Officials cautioned CNN that Trump’s decision was not final until he signed the paperwork. Trump told people that after much deliberation, he had decided to pardon Bannon as one of his final acts in office.

Bannon’s pardon would follow a frantic scramble during the President’s final hours in office as attorneys and top aides debated his inclusion on Trump’s outgoing clemency list.

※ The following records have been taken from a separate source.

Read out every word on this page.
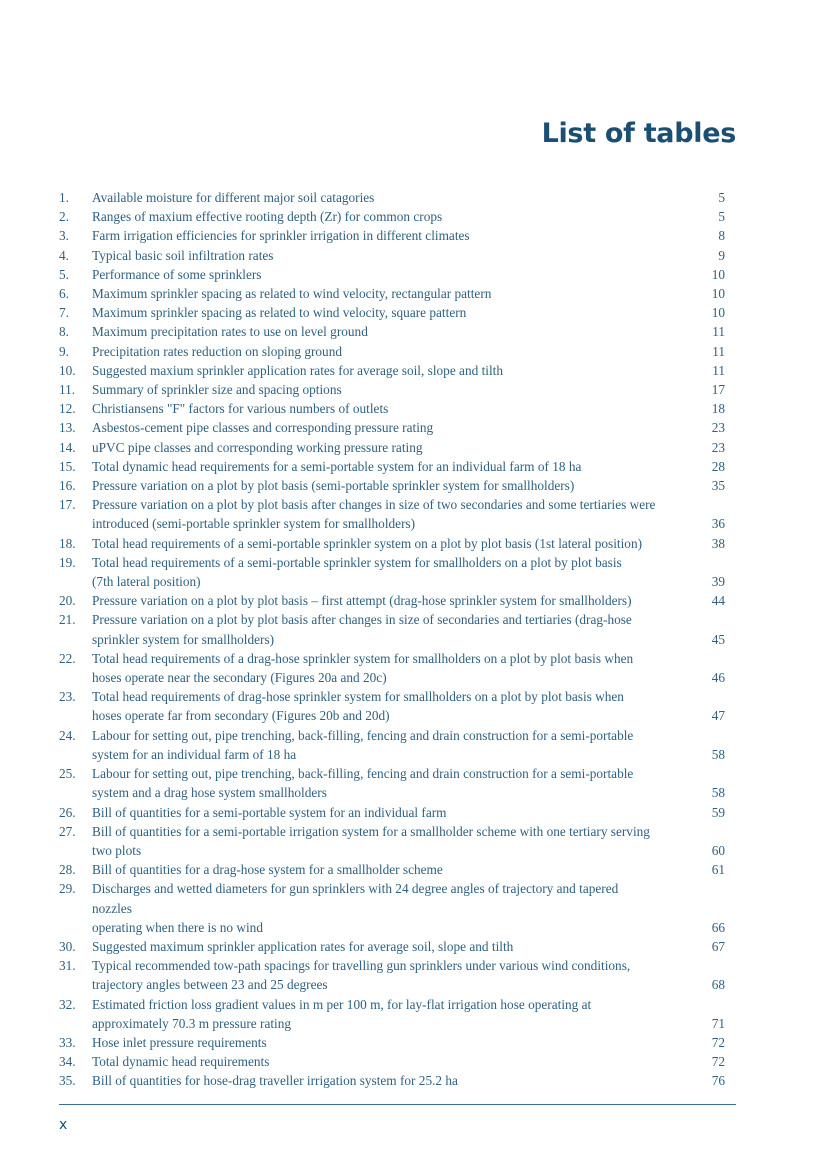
List of tables
1.	Available moisture for different major soil catagories	5
2.	Ranges of maxium effective rooting depth (Zr) for common crops	5
3.	Farm irrigation efficiencies for sprinkler irrigation in different climates	8
4.	Typical basic soil infiltration rates	9
5.	Performance of some sprinklers	10
6.	Maximum sprinkler spacing as related to wind velocity, rectangular pattern	10
7.	Maximum sprinkler spacing as related to wind velocity, square pattern	10
8.	Maximum precipitation rates to use on level ground	11
9.	Precipitation rates reduction on sloping ground	11
10.	Suggested maxium sprinkler application rates for average soil, slope and tilth	11
11.	Summary of sprinkler size and spacing options	17
12.	Christiansens "F" factors for various numbers of outlets	18
13.	Asbestos-cement pipe classes and corresponding pressure rating	23
14.	uPVC pipe classes and corresponding working pressure rating	23
15.	Total dynamic head requirements for a semi-portable system for an individual farm of 18 ha	28
16.	Pressure variation on a plot by plot basis (semi-portable sprinkler system for smallholders)	35
17.	Pressure variation on a plot by plot basis after changes in size of two secondaries and some tertiaries were
introduced (semi-portable sprinkler system for smallholders)	36
18.	Total head requirements of a semi-portable sprinkler system on a plot by plot basis (1st lateral position)	38
19.	Total head requirements of a semi-portable sprinkler system for smallholders on a plot by plot basis
(7th lateral position)	39
20.	Pressure variation on a plot by plot basis – first attempt (drag-hose sprinkler system for smallholders)	44
21.	Pressure variation on a plot by plot basis after changes in size of secondaries and tertiaries (drag-hose
sprinkler system for smallholders)	45
22.	Total head requirements of a drag-hose sprinkler system for smallholders on a plot by plot basis when
hoses operate near the secondary (Figures 20a and 20c)	46
23.	Total head requirements of drag-hose sprinkler system for smallholders on a plot by plot basis when
hoses operate far from secondary (Figures 20b and 20d)	47
24.	Labour for setting out, pipe trenching, back-filling, fencing and drain construction for a semi-portable
system for an individual farm of 18 ha	58
25.	Labour for setting out, pipe trenching, back-filling, fencing and drain construction for a semi-portable
system and a drag hose system smallholders	58
26.	Bill of quantities for a semi-portable system for an individual farm	59
27.	Bill of quantities for a semi-portable irrigation system for a smallholder scheme with one tertiary serving
two plots	60
28.	Bill of quantities for a drag-hose system for a smallholder scheme	61
29.	Discharges and wetted diameters for gun sprinklers with 24 degree angles of trajectory and tapered nozzles
operating when there is no wind	66
30.	Suggested maximum sprinkler application rates for average soil, slope and tilth	67
31.	Typical recommended tow-path spacings for travelling gun sprinklers under various wind conditions,
trajectory angles between 23 and 25 degrees	68
32.	Estimated friction loss gradient values in m per 100 m, for lay-flat irrigation hose operating at
approximately 70.3 m pressure rating	71
33.	Hose inlet pressure requirements	72
34.	Total dynamic head requirements	72
35.	Bill of quantities for hose-drag traveller irrigation system for 25.2 ha	76
x
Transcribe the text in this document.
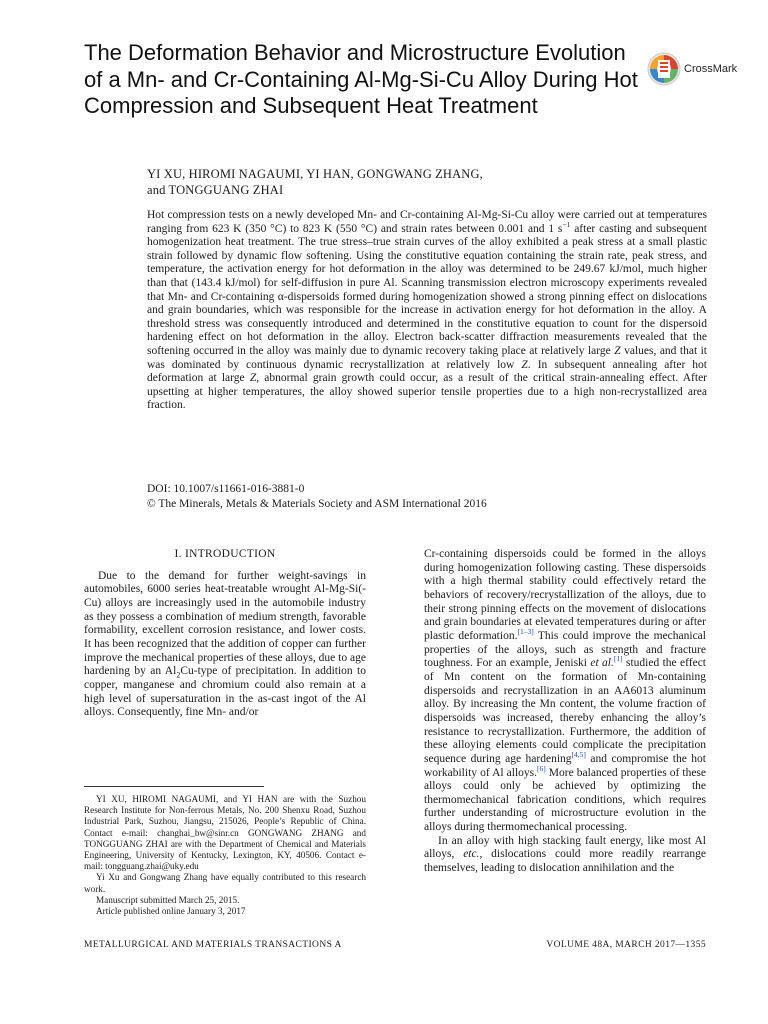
The Deformation Behavior and Microstructure Evolution of a Mn- and Cr-Containing Al-Mg-Si-Cu Alloy During Hot Compression and Subsequent Heat Treatment
CrossMark
YI XU, HIROMI NAGAUMI, YI HAN, GONGWANG ZHANG,
and TONGGUANG ZHAI

Hot compression tests on a newly developed Mn- and Cr-containing Al-Mg-Si-Cu alloy were carried out at temperatures ranging from 623 K (350 °C) to 823 K (550 °C) and strain rates between 0.001 and 1 $s^{-1}$ after casting and subsequent homogenization heat treatment. The true stress–true strain curves of the alloy exhibited a peak stress at a small plastic strain followed by dynamic flow softening. Using the constitutive equation containing the strain rate, peak stress, and temperature, the activation energy for hot deformation in the alloy was determined to be 249.67 kJ/mol, much higher than that (143.4 kJ/mol) for self-diffusion in pure Al. Scanning transmission electron microscopy experiments revealed that Mn- and Cr-containing α-dispersoids formed during homogenization showed a strong pinning effect on dislocations and grain boundaries, which was responsible for the increase in activation energy for hot deformation in the alloy. A threshold stress was consequently introduced and determined in the constitutive equation to count for the dispersoid hardening effect on hot deformation in the alloy. Electron back-scatter diffraction measurements revealed that the softening occurred in the alloy was mainly due to dynamic recovery taking place at relatively large Z values, and that it was dominated by continuous dynamic recrystallization at relatively low Z. In subsequent annealing after hot deformation at large Z, abnormal grain growth could occur, as a result of the critical strain-annealing effect. After upsetting at higher temperatures, the alloy showed superior tensile properties due to a high non-recrystallized area fraction.

DOI: 10.1007/s11661-016-3881-0
© The Minerals, Metals & Materials Society and ASM International 2016
I. INTRODUCTION

Due to the demand for further weight-savings in automobiles, 6000 series heat-treatable wrought Al-Mg-Si(-Cu) alloys are increasingly used in the automobile industry as they possess a combination of medium strength, favorable formability, excellent corrosion resistance, and lower costs. It has been recognized that the addition of copper can further improve the mechanical properties of these alloys, due to age hardening by an $Al_2Cu$-type of precipitation. In addition to copper, manganese and chromium could also remain at a high level of supersaturation in the as-cast ingot of the Al alloys. Consequently, fine Mn- and/or

Cr-containing dispersoids could be formed in the alloys during homogenization following casting. These dispersoids with a high thermal stability could effectively retard the behaviors of recovery/recrystallization of the alloys, due to their strong pinning effects on the movement of dislocations and grain boundaries at elevated temperatures during or after plastic deformation.[1–3] This could improve the mechanical properties of the alloys, such as strength and fracture toughness. For an example, Jeniski et al.[1] studied the effect of Mn content on the formation of Mn-containing dispersoids and recrystallization in an AA6013 aluminum alloy. By increasing the Mn content, the volume fraction of dispersoids was increased, thereby enhancing the alloy’s resistance to recrystallization. Furthermore, the addition of these alloying elements could complicate the precipitation sequence during age hardening[4,5] and compromise the hot workability of Al alloys.[6] More balanced properties of these alloys could only be achieved by optimizing the thermomechanical fabrication conditions, which requires further understanding of microstructure evolution in the alloys during thermomechanical processing.

In an alloy with high stacking fault energy, like most Al alloys, etc., dislocations could more readily rearrange themselves, leading to dislocation annihilation and the

YI XU, HIROMI NAGAUMI, and YI HAN are with the Suzhou Research Institute for Non-ferrous Metals, No. 200 Shenxu Road, Suzhou Industrial Park, Suzhou, Jiangsu, 215026, People’s Republic of China. Contact e-mail: changhai_bw@sinr.cn GONGWANG ZHANG and TONGGUANG ZHAI are with the Department of Chemical and Materials Engineering, University of Kentucky, Lexington, KY, 40506. Contact e-mail: tongguang.zhai@uky.edu

Yi Xu and Gongwang Zhang have equally contributed to this research work.

Manuscript submitted March 25, 2015.

Article published online January 3, 2017

METALLURGICAL AND MATERIALS TRANSACTIONS A	VOLUME 48A, MARCH 2017—1355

Despite their falling out in recent years, Trump was eager to pardon his former aide after recently reconnecting with him as he helped fan Trump’s conspiracy theories about the election.

It was a far cry from when Trump exiled Bannon from his inner circle after he was quoted in a book trashing the President’s children, claiming that Donald Trump Jr. had been “treasonous” by meeting with a Russian attorney and labeling Ivanka Trump “dumb as a brick.” Those statements from Bannon drove Trump to issue a lengthy statement saying he had “lost his mind.”

“Steve Bannon has nothing to do with me or my presidency,” Trump said at the time.Things shifted in recent months as Bannon attempted to breach Trump’s inner circle once again by offering advice before the election and pushing his false theories after Trump had lost.

Since Trump’s election defeat, the President has leaned further into his expansive pardon powers — granting pardons to his first national security adviser, Michael Flynn, longtime ally Roger Stone and former campaign chairman Paul Manafort, among others.

Among Trump’s pardons earlier in his term were those for former Arizona Sheriff Joe Arpaio, right-wing commentator Dinesh D’Souza and financier Michael Milken.